Our view

Young athlete given a second chance

May 21, 2014 

  • In summary

    Courts everywhere need to find alternatives to lengthy prison sentences for young, nonviolent criminals.

We think the plea deal offered former South Pointe High School quarterback Davonta Blake represents an enlightened approach on the part of Circuit Court Judge John Hayes.

Blake was arrested in October and charged with six felony drug offenses after police say he brought marijuana to South Pointe and sold it to a student. He faced up to 40 years in prison if convicted on all six charges.

But on May 15, he was given another option. In what his lawyer, Twana Burris-Alcide, called an extended “olive branch,” Blake was offered a deal in which he could plead guilty to three of the six charges but won’t serve time behind bars if he manages to stay out of trouble for at least five years.

Hayes sentenced Blake to six years under the state’s Youthful Offender Act, but deferred any punishment until he successfully completes a juvenile drug court program. And if he isn’t arrested within the next five years, his record will be expunged.

“Everyone is in agreement that Mr. Blake deserves a second chance,” said Jennifer Colton, the assistant York County solicitor who prosecuted Blake.

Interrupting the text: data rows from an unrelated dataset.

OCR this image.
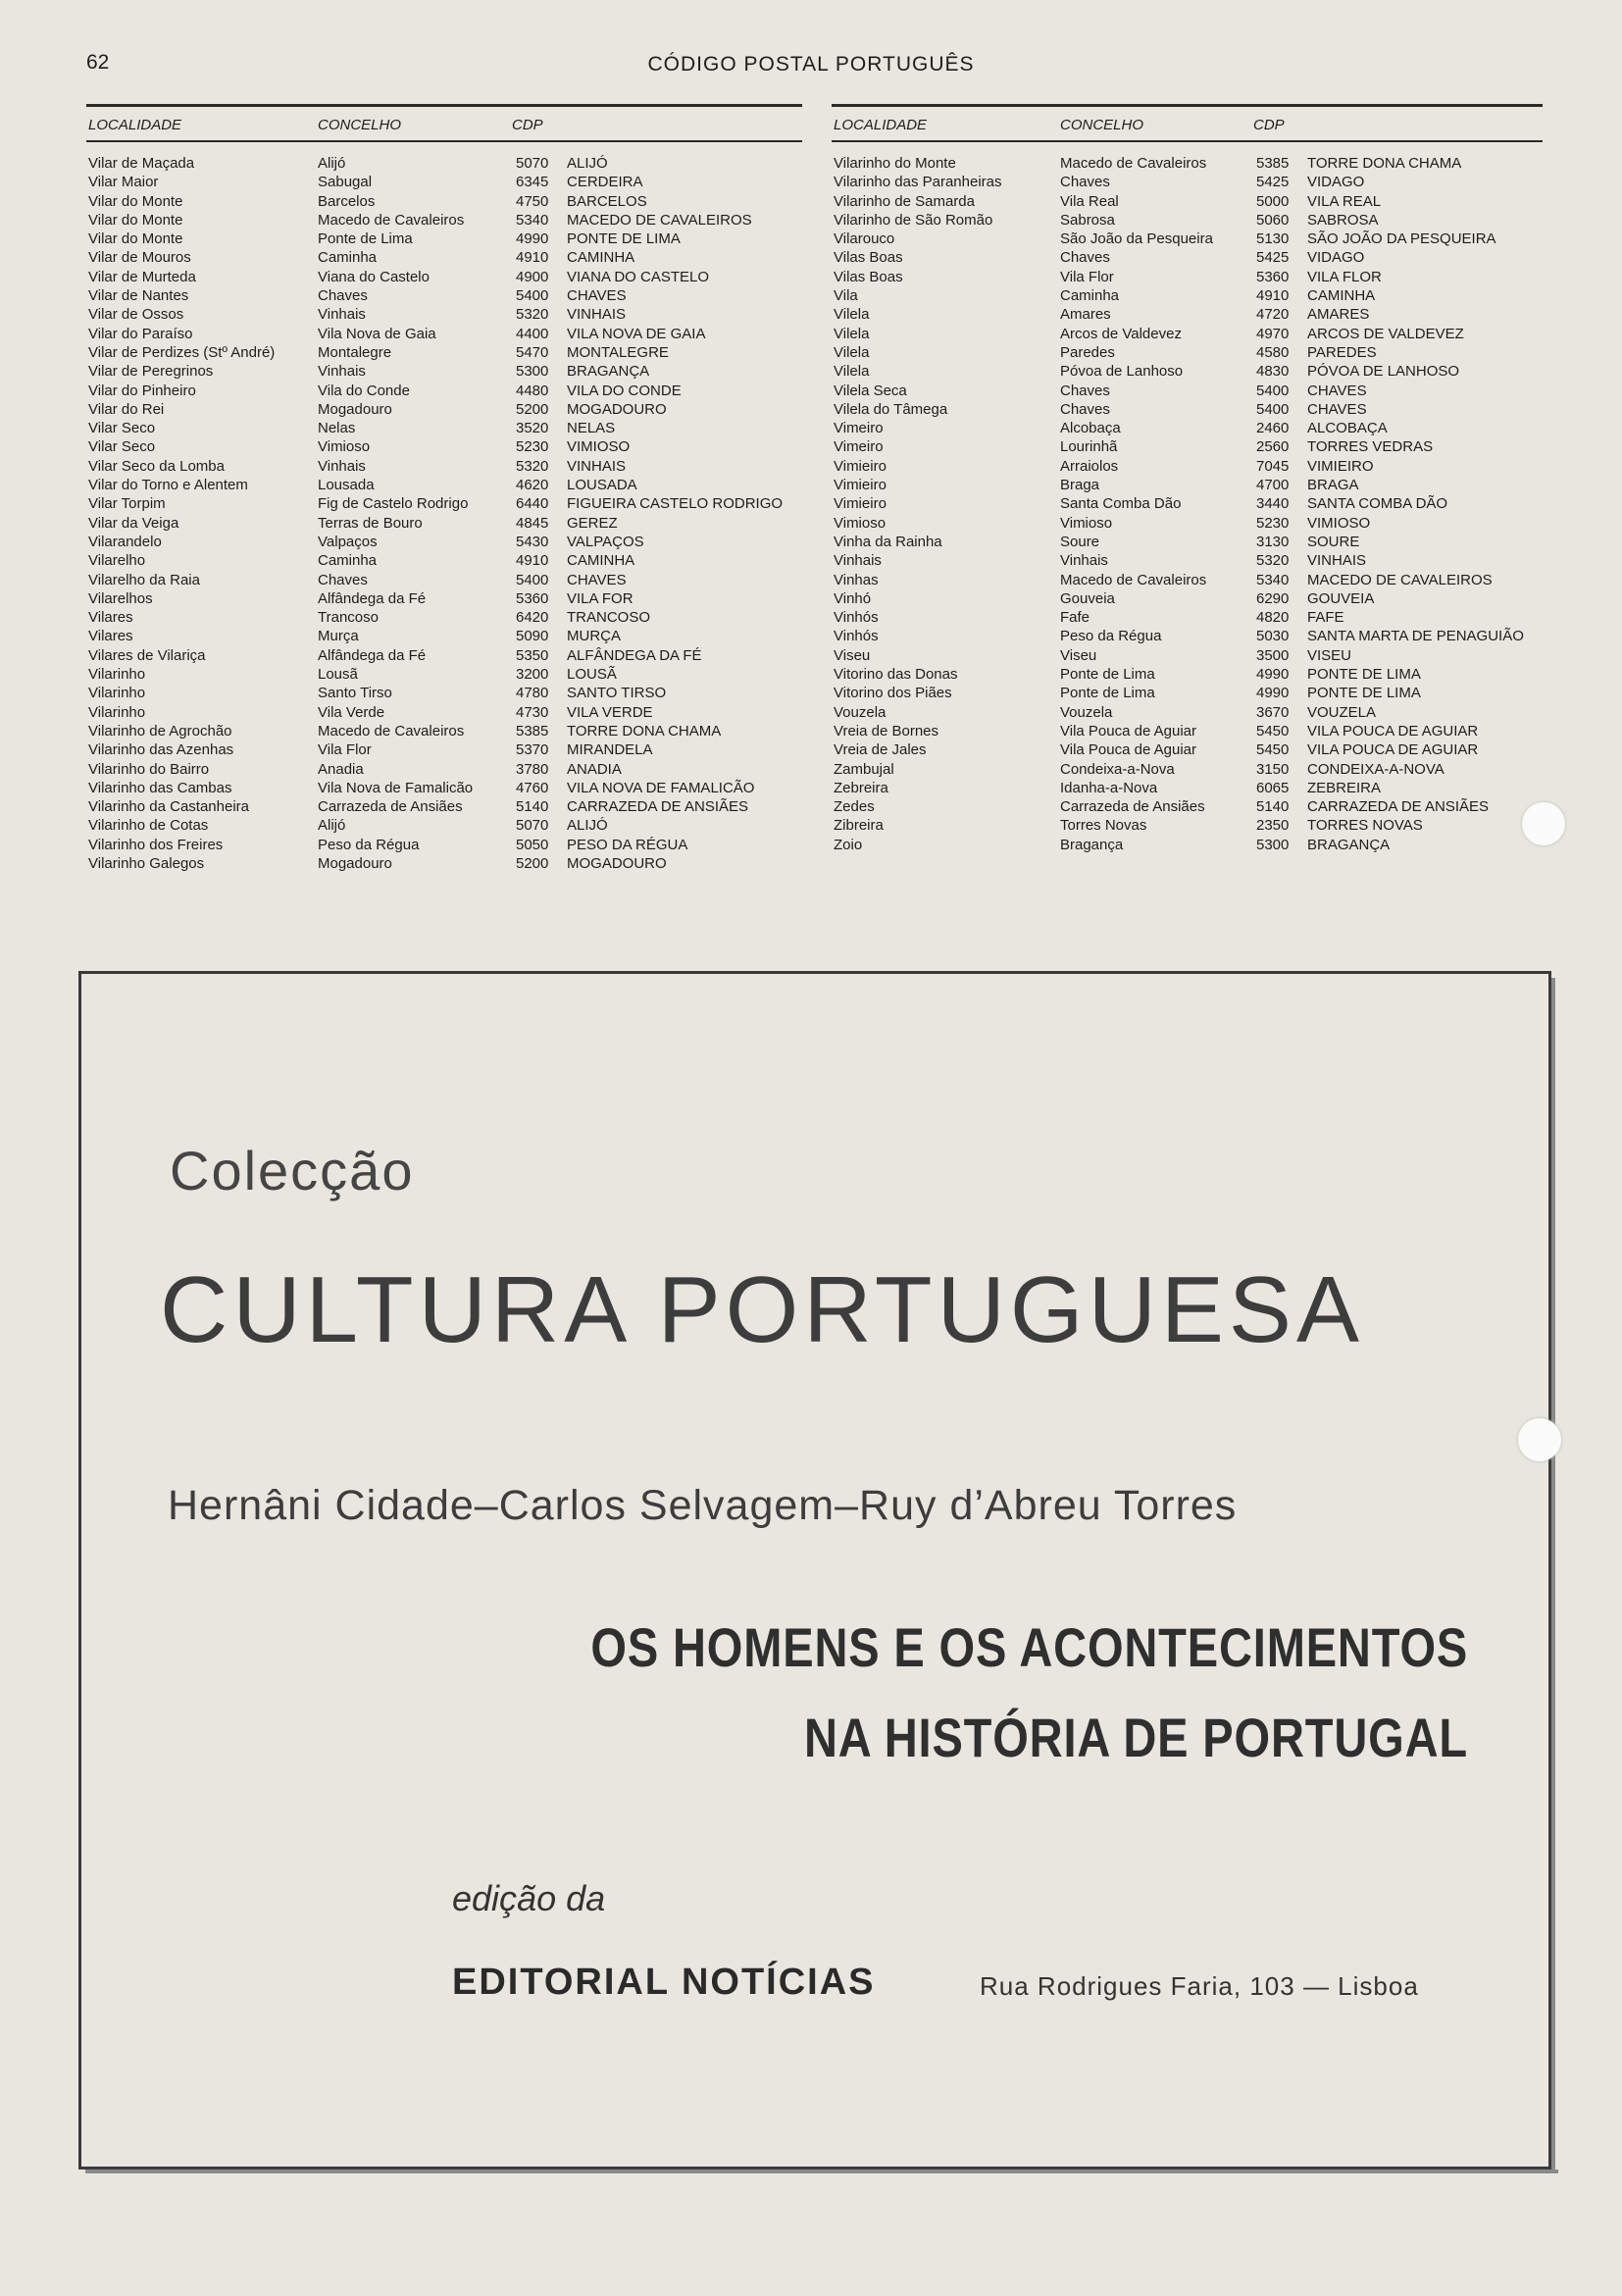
62	CÓDIGO POSTAL PORTUGUÊS
LOCALIDADE	CONCELHO	CDP
Vilar de Maçada	Alijó	5070	ALIJÓ
Vilar Maior	Sabugal	6345	CERDEIRA
Vilar do Monte	Barcelos	4750	BARCELOS
Vilar do Monte	Macedo de Cavaleiros	5340	MACEDO DE CAVALEIROS
Vilar do Monte	Ponte de Lima	4990	PONTE DE LIMA
Vilar de Mouros	Caminha	4910	CAMINHA
Vilar de Murteda	Viana do Castelo	4900	VIANA DO CASTELO
Vilar de Nantes	Chaves	5400	CHAVES
Vilar de Ossos	Vinhais	5320	VINHAIS
Vilar do Paraíso	Vila Nova de Gaia	4400	VILA NOVA DE GAIA
Vilar de Perdizes (Stº André)	Montalegre	5470	MONTALEGRE
Vilar de Peregrinos	Vinhais	5300	BRAGANÇA
Vilar do Pinheiro	Vila do Conde	4480	VILA DO CONDE
Vilar do Rei	Mogadouro	5200	MOGADOURO
Vilar Seco	Nelas	3520	NELAS
Vilar Seco	Vimioso	5230	VIMIOSO
Vilar Seco da Lomba	Vinhais	5320	VINHAIS
Vilar do Torno e Alentem	Lousada	4620	LOUSADA
Vilar Torpim	Fig de Castelo Rodrigo	6440	FIGUEIRA CASTELO RODRIGO
Vilar da Veiga	Terras de Bouro	4845	GEREZ
Vilarandelo	Valpaços	5430	VALPAÇOS
Vilarelho	Caminha	4910	CAMINHA
Vilarelho da Raia	Chaves	5400	CHAVES
Vilarelhos	Alfândega da Fé	5360	VILA FOR
Vilares	Trancoso	6420	TRANCOSO
Vilares	Murça	5090	MURÇA
Vilares de Vilariça	Alfândega da Fé	5350	ALFÂNDEGA DA FÉ
Vilarinho	Lousã	3200	LOUSÃ
Vilarinho	Santo Tirso	4780	SANTO TIRSO
Vilarinho	Vila Verde	4730	VILA VERDE
Vilarinho de Agrochão	Macedo de Cavaleiros	5385	TORRE DONA CHAMA
Vilarinho das Azenhas	Vila Flor	5370	MIRANDELA
Vilarinho do Bairro	Anadia	3780	ANADIA
Vilarinho das Cambas	Vila Nova de Famalicão	4760	VILA NOVA DE FAMALICÃO
Vilarinho da Castanheira	Carrazeda de Ansiães	5140	CARRAZEDA DE ANSIÃES
Vilarinho de Cotas	Alijó	5070	ALIJÓ
Vilarinho dos Freires	Peso da Régua	5050	PESO DA RÉGUA
Vilarinho Galegos	Mogadouro	5200	MOGADOURO
LOCALIDADE	CONCELHO	CDP
Vilarinho do Monte	Macedo de Cavaleiros	5385	TORRE DONA CHAMA
Vilarinho das Paranheiras	Chaves	5425	VIDAGO
Vilarinho de Samarda	Vila Real	5000	VILA REAL
Vilarinho de São Romão	Sabrosa	5060	SABROSA
Vilarouco	São João da Pesqueira	5130	SÃO JOÃO DA PESQUEIRA
Vilas Boas	Chaves	5425	VIDAGO
Vilas Boas	Vila Flor	5360	VILA FLOR
Vila	Caminha	4910	CAMINHA
Vilela	Amares	4720	AMARES
Vilela	Arcos de Valdevez	4970	ARCOS DE VALDEVEZ
Vilela	Paredes	4580	PAREDES
Vilela	Póvoa de Lanhoso	4830	PÓVOA DE LANHOSO
Vilela Seca	Chaves	5400	CHAVES
Vilela do Tâmega	Chaves	5400	CHAVES
Vimeiro	Alcobaça	2460	ALCOBAÇA
Vimeiro	Lourinhã	2560	TORRES VEDRAS
Vimieiro	Arraiolos	7045	VIMIEIRO
Vimieiro	Braga	4700	BRAGA
Vimieiro	Santa Comba Dão	3440	SANTA COMBA DÃO
Vimioso	Vimioso	5230	VIMIOSO
Vinha da Rainha	Soure	3130	SOURE
Vinhais	Vinhais	5320	VINHAIS
Vinhas	Macedo de Cavaleiros	5340	MACEDO DE CAVALEIROS
Vinhó	Gouveia	6290	GOUVEIA
Vinhós	Fafe	4820	FAFE
Vinhós	Peso da Régua	5030	SANTA MARTA DE PENAGUIÃO
Viseu	Viseu	3500	VISEU
Vitorino das Donas	Ponte de Lima	4990	PONTE DE LIMA
Vitorino dos Piães	Ponte de Lima	4990	PONTE DE LIMA
Vouzela	Vouzela	3670	VOUZELA
Vreia de Bornes	Vila Pouca de Aguiar	5450	VILA POUCA DE AGUIAR
Vreia de Jales	Vila Pouca de Aguiar	5450	VILA POUCA DE AGUIAR
Zambujal	Condeixa-a-Nova	3150	CONDEIXA-A-NOVA
Zebreira	Idanha-a-Nova	6065	ZEBREIRA
Zedes	Carrazeda de Ansiães	5140	CARRAZEDA DE ANSIÃES
Zibreira	Torres Novas	2350	TORRES NOVAS
Zoio	Bragança	5300	BRAGANÇA
Colecção
CULTURA PORTUGUESA
Hernâni Cidade–Carlos Selvagem–Ruy d’Abreu Torres
OS HOMENS E OS ACONTECIMENTOS
NA HISTÓRIA DE PORTUGAL
edição da
EDITORIAL NOTÍCIAS	Rua Rodrigues Faria, 103 — Lisboa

And Blake, too, appeared both grateful and remorseful at the hearing. He read from a letter to 16th Circuit Solicitor Kevin Bracket, saying, “I feel like I let my community down, and that’s nothing I ever wanted to do.” He also apologized for bringing embarrassment to his “South Pointe family, which seemed to be my only family at times.”

“I understand some people ... my age aren’t given a second chance, so I am very thankful,” he said.

America’s prisons are teeming with young men like Blake who weren’t given a second chance, first-time, nonviolent drug offenders, many of them sentenced under obsolete mandatory minimum sentencing rules. A disproportionate number of them are African Americans, as is Blake.

The U.S. Justice Department recently acted unilaterally to review the cases of thousands of federal inmates who already would have served their time if they had been sentenced under current standards. Many of them will be released and paroled.

But we think offering offenders such as Blake a second chance to straighten out their lives and avoid jail time is the more sensible approach. Blake, a once-promising high school athlete, now has the opportunity to become a productive citizen without a record that could have hindered him for the rest of his life.

We don’t think Blake deserved this plea deal simply because he played high school football, and we doubt that was a significant factor in Judge Hayes’ decision to offer him the deal. A similar plea bargain should be considered for any young nonviolent offender without an extensive juvenile record who expresses a sincere willingness to reform.

The United States has the highest incarceration rate in the world. Housing roughly 2.3 million inmates costs an estimated $24,000 per prisoner per year, and the nation continues to spend billions of dollars a year to build new prisons to accommodate them.

Jurisdictions everywhere need to find more sensible alternatives to indiscriminate lengthy prison sentences. We salute Judge Hayes and hope Blake will take advantage of this chance to reset his bearings and change his life.